Django part aux USA, de novembre 46 à février 47, en tournée, avec Duke Ellington et son orchestre. (« A Blues Riff »).Mais il est heureux de revenir en Europe. Commence alors la dernière partie de sa carrière, jusqu’en 1953. Il s’engage sur la voie révolutionnaire du be bop, toujours à sa façon, magnifiquement entouré d’une nouvelle génération de musiciens (les frères Hubert et Raymond Fol, Pierre Michelot, Martial Solal, Maurice Vander). En témoignent ces éblouissants « Impromptu » ou « Flèche d’Or ». Ouvert à toute modernité, Django modifie sa sonorité avec une guitare électrique lors des derniers enregistrements (« D. R Blues », « Blues for Ike ».
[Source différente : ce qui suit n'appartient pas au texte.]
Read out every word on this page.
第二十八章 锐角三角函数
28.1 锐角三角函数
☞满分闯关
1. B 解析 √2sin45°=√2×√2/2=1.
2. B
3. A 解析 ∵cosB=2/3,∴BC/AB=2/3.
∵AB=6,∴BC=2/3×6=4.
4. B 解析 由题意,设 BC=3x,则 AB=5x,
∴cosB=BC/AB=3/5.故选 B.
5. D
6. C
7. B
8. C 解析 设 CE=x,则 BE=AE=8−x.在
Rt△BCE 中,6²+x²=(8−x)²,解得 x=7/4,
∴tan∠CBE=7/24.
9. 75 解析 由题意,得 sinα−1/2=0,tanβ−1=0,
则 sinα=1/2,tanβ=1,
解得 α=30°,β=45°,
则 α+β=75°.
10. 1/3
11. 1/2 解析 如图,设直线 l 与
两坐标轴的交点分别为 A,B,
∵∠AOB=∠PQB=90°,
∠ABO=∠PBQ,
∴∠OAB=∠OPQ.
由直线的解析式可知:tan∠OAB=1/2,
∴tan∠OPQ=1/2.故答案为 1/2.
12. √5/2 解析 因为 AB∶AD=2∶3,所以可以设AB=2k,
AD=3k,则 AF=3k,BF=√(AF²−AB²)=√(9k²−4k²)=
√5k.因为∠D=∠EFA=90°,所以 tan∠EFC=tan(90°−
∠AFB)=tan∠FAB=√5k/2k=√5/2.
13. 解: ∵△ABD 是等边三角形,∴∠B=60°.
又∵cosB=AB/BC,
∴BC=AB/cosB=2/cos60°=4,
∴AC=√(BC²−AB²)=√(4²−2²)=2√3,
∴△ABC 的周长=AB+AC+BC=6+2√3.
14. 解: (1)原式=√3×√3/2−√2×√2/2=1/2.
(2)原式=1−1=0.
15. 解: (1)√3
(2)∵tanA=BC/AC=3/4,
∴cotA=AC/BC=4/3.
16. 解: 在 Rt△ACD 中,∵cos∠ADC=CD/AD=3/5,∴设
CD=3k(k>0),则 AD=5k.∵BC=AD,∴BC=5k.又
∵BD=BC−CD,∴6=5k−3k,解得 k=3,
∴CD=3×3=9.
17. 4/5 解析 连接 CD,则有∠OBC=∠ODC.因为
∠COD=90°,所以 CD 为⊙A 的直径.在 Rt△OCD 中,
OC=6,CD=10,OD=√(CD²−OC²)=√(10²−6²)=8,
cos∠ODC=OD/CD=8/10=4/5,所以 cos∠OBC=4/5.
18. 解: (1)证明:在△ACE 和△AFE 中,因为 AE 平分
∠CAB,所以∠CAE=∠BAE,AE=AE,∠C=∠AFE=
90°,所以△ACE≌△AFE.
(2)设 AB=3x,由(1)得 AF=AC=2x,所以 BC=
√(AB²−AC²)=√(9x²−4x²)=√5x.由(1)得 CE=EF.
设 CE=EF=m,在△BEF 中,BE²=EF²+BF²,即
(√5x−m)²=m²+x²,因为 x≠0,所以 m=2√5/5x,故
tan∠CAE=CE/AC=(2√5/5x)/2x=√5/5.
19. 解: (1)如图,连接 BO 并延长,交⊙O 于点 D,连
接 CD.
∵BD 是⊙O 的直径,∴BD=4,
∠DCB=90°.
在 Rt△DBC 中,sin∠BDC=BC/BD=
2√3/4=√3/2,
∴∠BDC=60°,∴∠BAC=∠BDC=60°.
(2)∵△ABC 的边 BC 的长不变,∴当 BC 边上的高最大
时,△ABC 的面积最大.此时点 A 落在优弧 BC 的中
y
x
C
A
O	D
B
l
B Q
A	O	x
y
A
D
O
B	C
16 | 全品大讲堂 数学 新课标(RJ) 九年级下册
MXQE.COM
Ce coffret permet de découvrir une Djangologie jubilatoire, qui n’est certes pas la seule possible : on adopte bien volontiers le parti pris des auteurs, comme une des clés possibles d’initiation à cette musique. Leur sélection confirme que compositeur et guitariste sont indissociables et que la modernité de Django passe aussi par l’appropriation du blues. D’un genre « exotique », prétexte à virtuosité, comme dans le « Blues Clair » de 1943, il devient un véritable langage intérieur, « le lieu même de la réflexion sur sa création » comme dans l’ultime pièce enregistrée, Deccaphonie, du 8 avril 53.

On avance, l’oreille collée aux notes et recommandations de Patrick Williams qui sait bien que « la guitare de Django chante dans le présent perpétuel qu’elle instaure. » Travail particulièrement soigné, cette réédition d’un patrimoine incomparable joue son rôle initiatique. Que l’on préfère certaines périodes comme le second quintette ou les dernières années (auxquelles la collection Jazz in Paris d’Universal, consacre aussi un album, Nuages), cette sélection pertinente, cet accompagnement pédagogique se révèlent, sans prétendre à l’exhaustivité, suffisamment experts pour offrir un écrin digne de la musique de Django. Ne serait-ce que pour cette entreprise passionnée, l’effort de relecture de toute une période, ce coffret mérite qu’on s’y arrête. Pour le reste, les collectionneurs vérifieront d’eux-mêmes.